Denise Levertrov illustrates the personal struggles of one who has lost her right arm in “Weeping Woman” by presenting it in simple language. The reader is able to breach the distance between themselves and the speaker of the poem through a series of vivid and carefully chosen specifics. “She cannot write the alphabet any more / on the kindergarten blackboard” (1-2), conveys a true sense of this injury’s debilitating effects on the woman. Being able to write the letters of the alphabet is a fundamental skill for most of us, one we often take for granted. Without it, the woman is infantilized; she has been reduced to status of a young child. The image of the kindergarten blackboard reinforces this idea while also suggesting the woman’s efficacy as a teacher, as a parent or as a vocation, has also been drastically compromised. The line “She cannot hold her baby and caress it at the same time” (6) illustrates the debilitating affects her injury has had on the tender bond between mother and child, a consequence most readers will recognize as a tragedy. Equally disturbing is the observation that the woman “cannot use a rifle” (12) so cannot bear arms to defend herself or participate in the active rejection of the oppression to which she is victim. She is helpless in a way none of us hope to experience. Finally, Levertrov brings the poem into the social context, that “place of resistance and struggle, where books are published, poems read, and protest disseminated,” by observing the complicity of Levertrov’s adopted country, the United States:

Cruel America,
When you mutilate our land and bodies,
It is your own soul you destroy
Not ours.’

firmly placing this poem in the “sphere in which claims against the political order are made in the name of justice” (31)
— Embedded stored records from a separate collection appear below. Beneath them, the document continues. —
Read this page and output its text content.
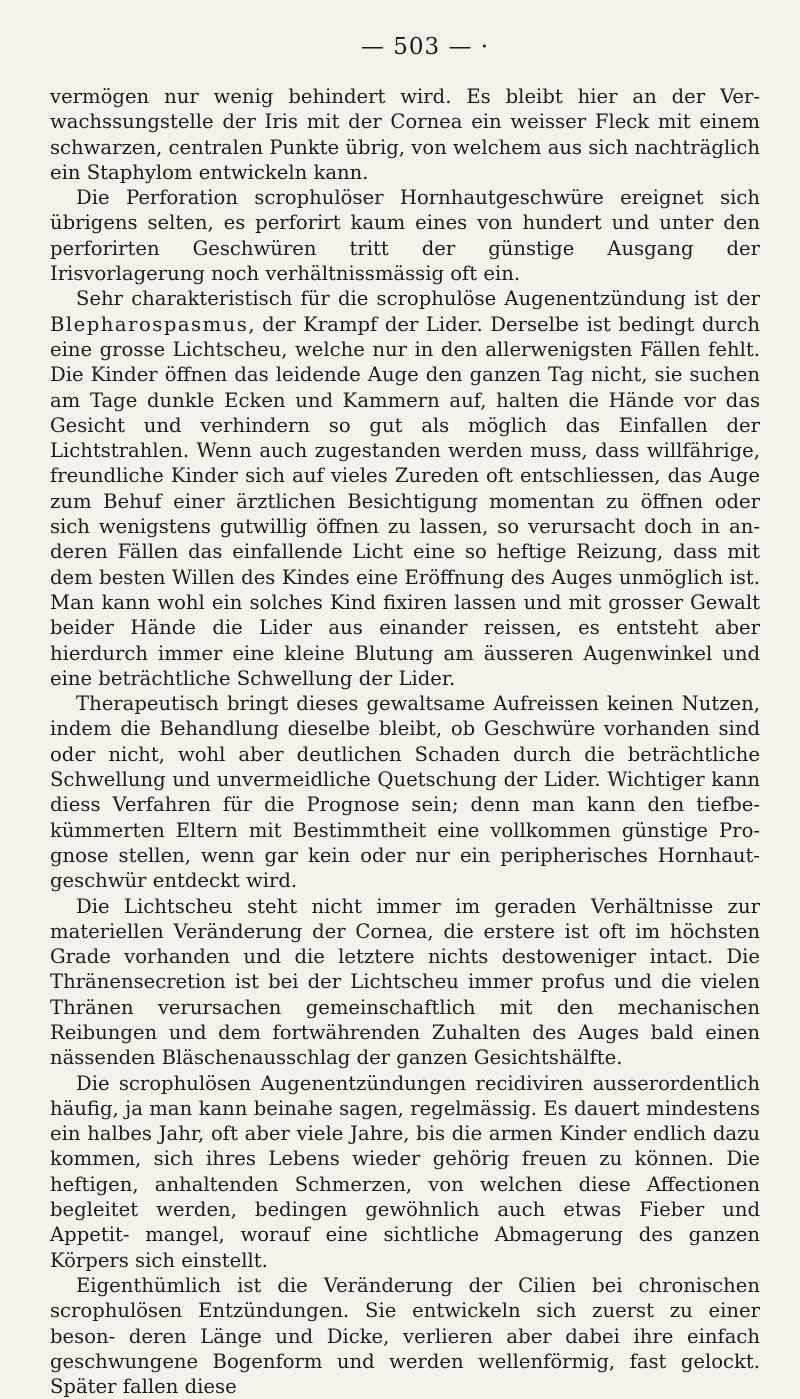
— 503 — ·

vermögen nur wenig behindert wird. Es bleibt hier an der Ver- wachssungstelle der Iris mit der Cornea ein weisser Fleck mit einem schwarzen, centralen Punkte übrig, von welchem aus sich nachträglich ein Staphylom entwickeln kann.

Die Perforation scrophulöser Hornhautgeschwüre ereignet sich übrigens selten, es perforirt kaum eines von hundert und unter den perforirten Geschwüren tritt der günstige Ausgang der Irisvorlagerung noch verhältnissmässig oft ein.

Sehr charakteristisch für die scrophulöse Augenentzündung ist der Blepharospasmus, der Krampf der Lider. Derselbe ist bedingt durch eine grosse Lichtscheu, welche nur in den allerwenigsten Fällen fehlt. Die Kinder öffnen das leidende Auge den ganzen Tag nicht, sie suchen am Tage dunkle Ecken und Kammern auf, halten die Hände vor das Gesicht und verhindern so gut als möglich das Einfallen der Lichtstrahlen. Wenn auch zugestanden werden muss, dass willfährige, freundliche Kinder sich auf vieles Zureden oft entschliessen, das Auge zum Behuf einer ärztlichen Besichtigung momentan zu öffnen oder sich wenigstens gutwillig öffnen zu lassen, so verursacht doch in an- deren Fällen das einfallende Licht eine so heftige Reizung, dass mit dem besten Willen des Kindes eine Eröffnung des Auges unmöglich ist. Man kann wohl ein solches Kind fixiren lassen und mit grosser Gewalt beider Hände die Lider aus einander reissen, es entsteht aber hierdurch immer eine kleine Blutung am äusseren Augenwinkel und eine beträchtliche Schwellung der Lider.

Therapeutisch bringt dieses gewaltsame Aufreissen keinen Nutzen, indem die Behandlung dieselbe bleibt, ob Geschwüre vorhanden sind oder nicht, wohl aber deutlichen Schaden durch die beträchtliche Schwellung und unvermeidliche Quetschung der Lider. Wichtiger kann diess Verfahren für die Prognose sein; denn man kann den tiefbe- kümmerten Eltern mit Bestimmtheit eine vollkommen günstige Pro- gnose stellen, wenn gar kein oder nur ein peripherisches Hornhaut- geschwür entdeckt wird.

Die Lichtscheu steht nicht immer im geraden Verhältnisse zur materiellen Veränderung der Cornea, die erstere ist oft im höchsten Grade vorhanden und die letztere nichts destoweniger intact. Die Thränensecretion ist bei der Lichtscheu immer profus und die vielen Thränen verursachen gemeinschaftlich mit den mechanischen Reibungen und dem fortwährenden Zuhalten des Auges bald einen nässenden Bläschenausschlag der ganzen Gesichtshälfte.

Die scrophulösen Augenentzündungen recidiviren ausserordentlich häufig, ja man kann beinahe sagen, regelmässig. Es dauert mindestens ein halbes Jahr, oft aber viele Jahre, bis die armen Kinder endlich dazu kommen, sich ihres Lebens wieder gehörig freuen zu können. Die heftigen, anhaltenden Schmerzen, von welchen diese Affectionen begleitet werden, bedingen gewöhnlich auch etwas Fieber und Appetit- mangel, worauf eine sichtliche Abmagerung des ganzen Körpers sich einstellt.

Eigenthümlich ist die Veränderung der Cilien bei chronischen scrophulösen Entzündungen. Sie entwickeln sich zuerst zu einer beson- deren Länge und Dicke, verlieren aber dabei ihre einfach geschwungene Bogenform und werden wellenförmig, fast gelockt. Später fallen diese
Forché also observes that “[b]ecause the poetry of witness marks a resistance to false attempts at unification, it will take many forms… [i]t will speak in the language of the common man or in an esoteric language of paradox or literary privilege” (46), to which Ezra Pound’s “Pisan Canto LXXIV” belongs:

The enormous tragedy of the dream in the peasant’s bent
shoulders
Manes! Manes was tanned and stuffed,
Thus Ben and la Clara a Milano

            By the heels at Milano
That maggots shd / eat the dead bullock (1-6)

exemplifies Forché’s assertion that “[e]xtremity […] demands new forms or alters older modes of poetic thought [and] also breaks forms and creates forms from these breaks” (42).

Against Forgetting” is a seminal, and moving, addition to America’s poetic cannon that preserves and brings to light poems of witness for a broader audience and includes such preeminent poets as Nemerov, Akhmatova, Hikmet and Milosz. In addition, Forché’s introduction effectively refines the definition of political poetry for poets, teachers, critics, and activists in the field. As long as there are humans, there will be acts of atrocity.  Even as I write there are seven countries listed on “Genocide Watch” that are actively exterminating people based on race or religion. As Nemerov aptly observed in “Ultima Ratio Reagan,”

The reason we do not learn from history is
Because we are not the people who learned last time.

We know that we know better than they knew,
And history will not blame us if once again
The light at the end of the tunnel is the train.

While there is much more to discover and learn about the poetry of extremity and the processes behind writing such poetry, Forché’s continues to be the conversation to which poets and critics must refer to and cite for years to come, just as these are the poems that best exemplify the poetry of extremity for the twentieth century.